La satire politique a une longue tradition de cris, de pamphlets, de colères imprimées. Anatomies politiques emprunte une autre voie : celle du scalpel plutôt que du marteau.

Chaque livre de la collection prend pour objet un phénomène du pouvoir contemporain — une figure, une posture, un mécanisme de communication — et propose d’en réaliser l’autopsie. Non pour condamner. Non pour convaincre. Pour mettre à nu.

La liberté formelle est totale. Un ouvrage peut être entièrement composé de pages blanches si ce vide est la démonstration. Il peut avancer comme un essai rigoureux dont le chapitrage promet et ne tient pas ses promesses en même temps — et c’est précisément ce manque qui constitue le propos.

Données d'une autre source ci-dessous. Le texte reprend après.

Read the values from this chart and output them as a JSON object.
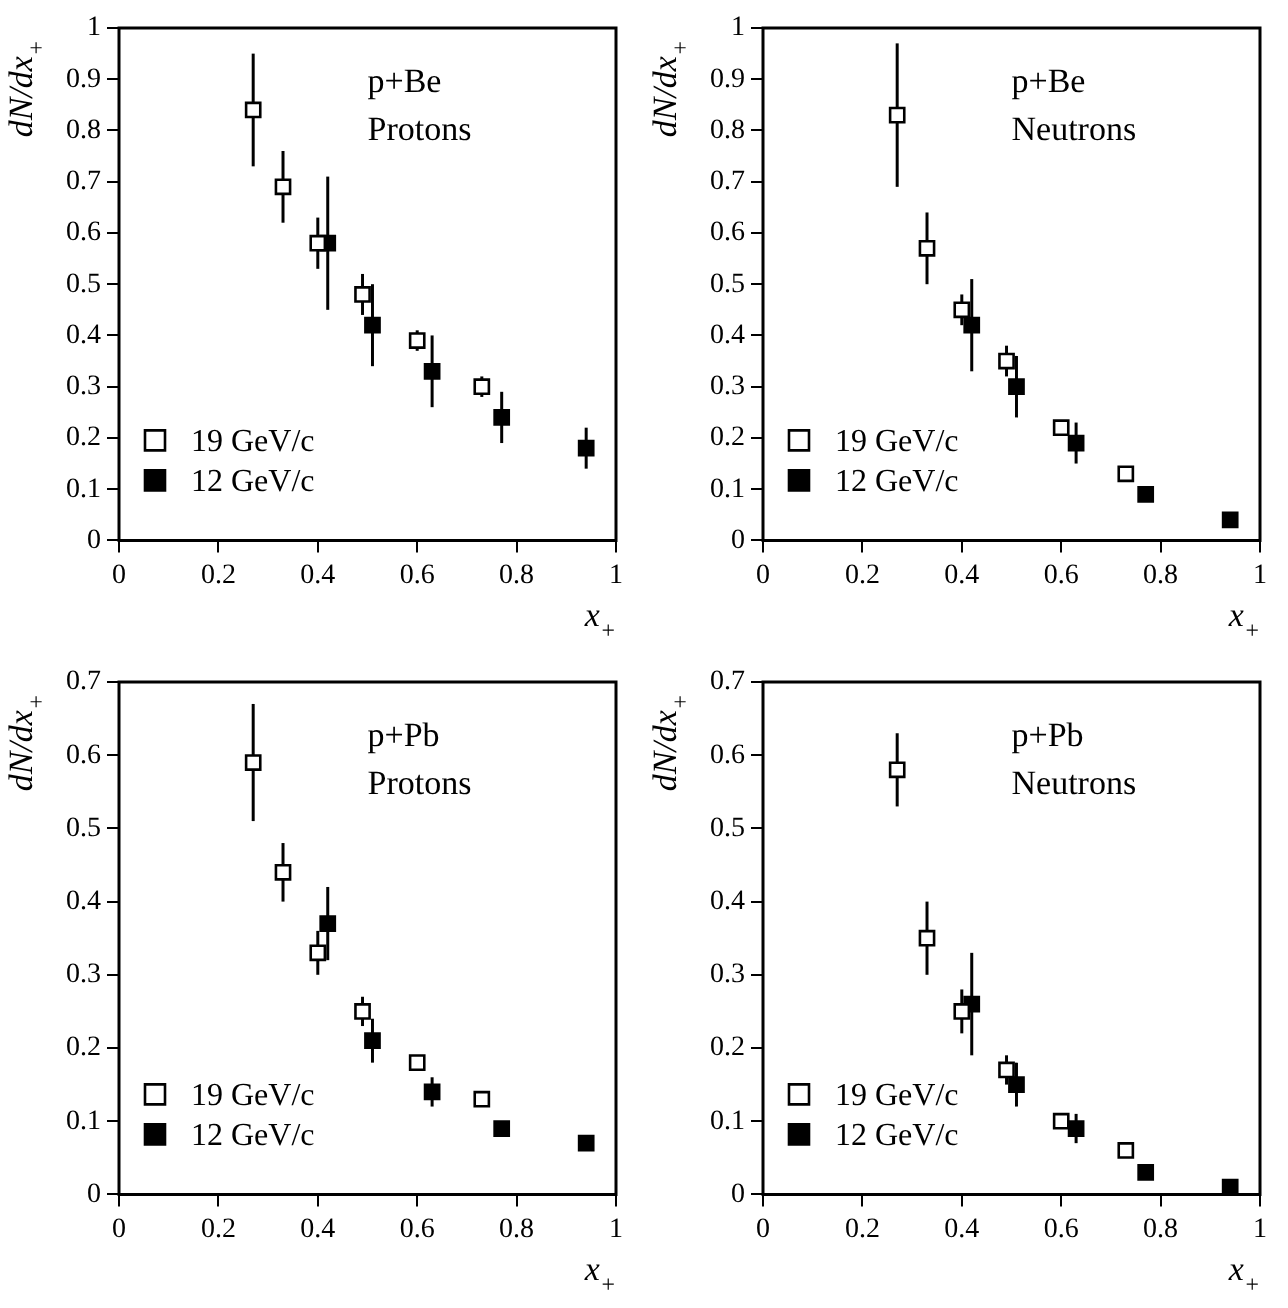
{
  "chart_data": [
    {
      "type": "scatter",
      "xlabel": "x$_{+}$",
      "ylabel": "dN/dx$_{+}$",
      "annotations": [
        "p+Be",
        "Protons"
      ],
      "xlim": [
        0,
        1
      ],
      "xticks": [
        0,
        0.2,
        0.4,
        0.6,
        0.8,
        1
      ],
      "ylim": [
        0,
        1
      ],
      "yticks": [
        0,
        0.1,
        0.2,
        0.3,
        0.4,
        0.5,
        0.6,
        0.7,
        0.8,
        0.9,
        1
      ],
      "grid": false,
      "legend": "bottom left",
      "marker": "square",
      "series": [
        {
          "name": "19 GeV/c",
          "color": "#000000",
          "x": [
            0.27,
            0.33,
            0.4,
            0.49,
            0.6,
            0.73
          ],
          "values": [
            0.84,
            0.69,
            0.58,
            0.48,
            0.39,
            0.3
          ],
          "errors": [
            0.11,
            0.07,
            0.05,
            0.04,
            0.02,
            0.02
          ]
        },
        {
          "name": "12 GeV/c",
          "color": "#000000",
          "x": [
            0.42,
            0.51,
            0.63,
            0.77,
            0.94
          ],
          "values": [
            0.58,
            0.42,
            0.33,
            0.24,
            0.18
          ],
          "errors": [
            0.13,
            0.08,
            0.07,
            0.05,
            0.04
          ]
        }
      ]
    },
    {
      "type": "scatter",
      "xlabel": "x$_{+}$",
      "ylabel": "dN/dx$_{+}$",
      "annotations": [
        "p+Be",
        "Neutrons"
      ],
      "xlim": [
        0,
        1
      ],
      "xticks": [
        0,
        0.2,
        0.4,
        0.6,
        0.8,
        1
      ],
      "ylim": [
        0,
        1
      ],
      "yticks": [
        0,
        0.1,
        0.2,
        0.3,
        0.4,
        0.5,
        0.6,
        0.7,
        0.8,
        0.9,
        1
      ],
      "grid": false,
      "legend": "bottom left",
      "marker": "square",
      "series": [
        {
          "name": "19 GeV/c",
          "color": "#000000",
          "x": [
            0.27,
            0.33,
            0.4,
            0.49,
            0.6,
            0.73
          ],
          "values": [
            0.83,
            0.57,
            0.45,
            0.35,
            0.22,
            0.13
          ],
          "errors": [
            0.14,
            0.07,
            0.03,
            0.03,
            0.01,
            0.01
          ]
        },
        {
          "name": "12 GeV/c",
          "color": "#000000",
          "x": [
            0.42,
            0.51,
            0.63,
            0.77,
            0.94
          ],
          "values": [
            0.42,
            0.3,
            0.19,
            0.09,
            0.04
          ],
          "errors": [
            0.09,
            0.06,
            0.04,
            null,
            null
          ]
        }
      ]
    },
    {
      "type": "scatter",
      "xlabel": "x$_{+}$",
      "ylabel": "dN/dx$_{+}$",
      "annotations": [
        "p+Pb",
        "Protons"
      ],
      "xlim": [
        0,
        1
      ],
      "xticks": [
        0,
        0.2,
        0.4,
        0.6,
        0.8,
        1
      ],
      "ylim": [
        0,
        0.7
      ],
      "yticks": [
        0,
        0.1,
        0.2,
        0.3,
        0.4,
        0.5,
        0.6,
        0.7
      ],
      "grid": false,
      "legend": "bottom left",
      "marker": "square",
      "series": [
        {
          "name": "19 GeV/c",
          "color": "#000000",
          "x": [
            0.27,
            0.33,
            0.4,
            0.49,
            0.6,
            0.73
          ],
          "values": [
            0.59,
            0.44,
            0.33,
            0.25,
            0.18,
            0.13
          ],
          "errors": [
            0.08,
            0.04,
            0.03,
            0.02,
            0.01,
            null
          ]
        },
        {
          "name": "12 GeV/c",
          "color": "#000000",
          "x": [
            0.42,
            0.51,
            0.63,
            0.77,
            0.94
          ],
          "values": [
            0.37,
            0.21,
            0.14,
            0.09,
            0.07
          ],
          "errors": [
            0.05,
            0.03,
            0.02,
            null,
            null
          ]
        }
      ]
    },
    {
      "type": "scatter",
      "xlabel": "x$_{+}$",
      "ylabel": "dN/dx$_{+}$",
      "annotations": [
        "p+Pb",
        "Neutrons"
      ],
      "xlim": [
        0,
        1
      ],
      "xticks": [
        0,
        0.2,
        0.4,
        0.6,
        0.8,
        1
      ],
      "ylim": [
        0,
        0.7
      ],
      "yticks": [
        0,
        0.1,
        0.2,
        0.3,
        0.4,
        0.5,
        0.6,
        0.7
      ],
      "grid": false,
      "legend": "bottom left",
      "marker": "square",
      "series": [
        {
          "name": "19 GeV/c",
          "color": "#000000",
          "x": [
            0.27,
            0.33,
            0.4,
            0.49,
            0.6,
            0.73
          ],
          "values": [
            0.58,
            0.35,
            0.25,
            0.17,
            0.1,
            0.06
          ],
          "errors": [
            0.05,
            0.05,
            0.03,
            0.02,
            null,
            null
          ]
        },
        {
          "name": "12 GeV/c",
          "color": "#000000",
          "x": [
            0.42,
            0.51,
            0.63,
            0.77,
            0.94
          ],
          "values": [
            0.26,
            0.15,
            0.09,
            0.03,
            0.01
          ],
          "errors": [
            0.07,
            0.03,
            0.02,
            null,
            null
          ]
        }
      ]
    }
  ]
}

L’architecture du livre est l’argument. La forme est la thèse.

L’ironie, ici, n’est jamais frontale. Elle est structurelle. Elle ne dit pas : regardez comme c’est absurde. Elle construit l’absurde et vous y installe, jusqu’à ce que vous le reconnaissiez vous-même.

Dans la tradition de Swift, de Flaubert ou du Dictionnaire des idées reçues, Anatomies politiques croit que le sarcasme le plus efficace est celui qu’on ne voit pas venir — et qu’on ne peut pas nier.

Les analyses et dispositifs formels présentés dans cet ouvrage n’engagent que leur auteur et ne reflètent pas nécessairement les positions d’UltraLetters Editions.

UltraLetters publie. Le lecteur conclut.